東大理系数学では、積分や複素数などの分野で非常に煩雑な計算を強いられることが多いです。計算演習もしっかり積んでおきましょう。
- 定石演習合格る計算 数学3
ここまでの問題集を3年生の夏~秋にかけて仕上げたら、共通テストの対策も忘れずにしておきましょう。東大では共通テストの点数は大幅に圧縮されるため重要度は低いものの、第一段階選抜(いわゆる足切り)を突破するためには高得点を取っておく必要があります。8割を切ると危険水域なので、9割ほどは取れるようにセンター過去問でしっかり対策しておきましょう。

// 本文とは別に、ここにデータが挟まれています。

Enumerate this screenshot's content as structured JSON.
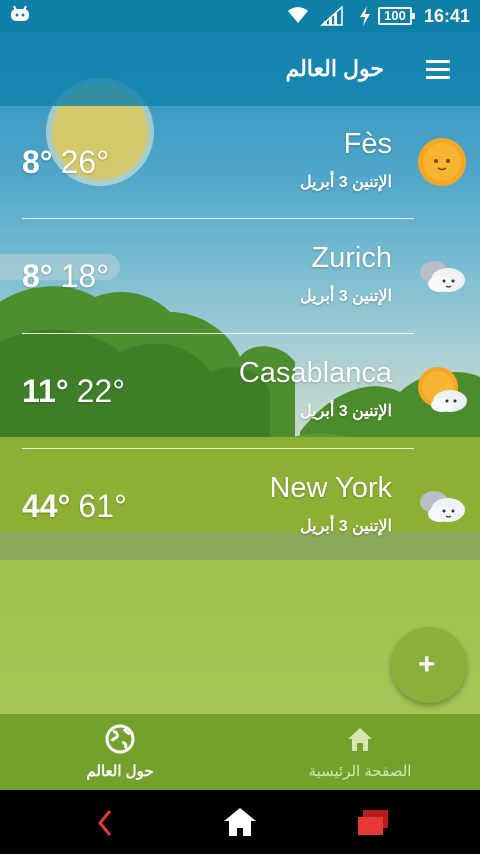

とはいえ東大の合否を左右するのはやはり二次試験。共通テスト対策と並行して、東京大学理系の数学に特化した対策にも取り組みましょう。東大の出題形式に慣れるとともに、難問の解答への足がかりを見つけようと試行錯誤したり、解答をわかりやすくコンパクトにまとめたりする練習を十分にしておく必要があります。
- 過去問東大の理系数学27カ年
- 過去問赤本(5〜10年分)
東大理系数学では、初見の問題のなかから解けそうな問題を見極め確実にモノにする「現場力」が重要です。そのため、過去問は本番さながらに時間を計って取り組むべきです。
3年生の秋~冬にかけて仕上げとして過去問を活用しましょう。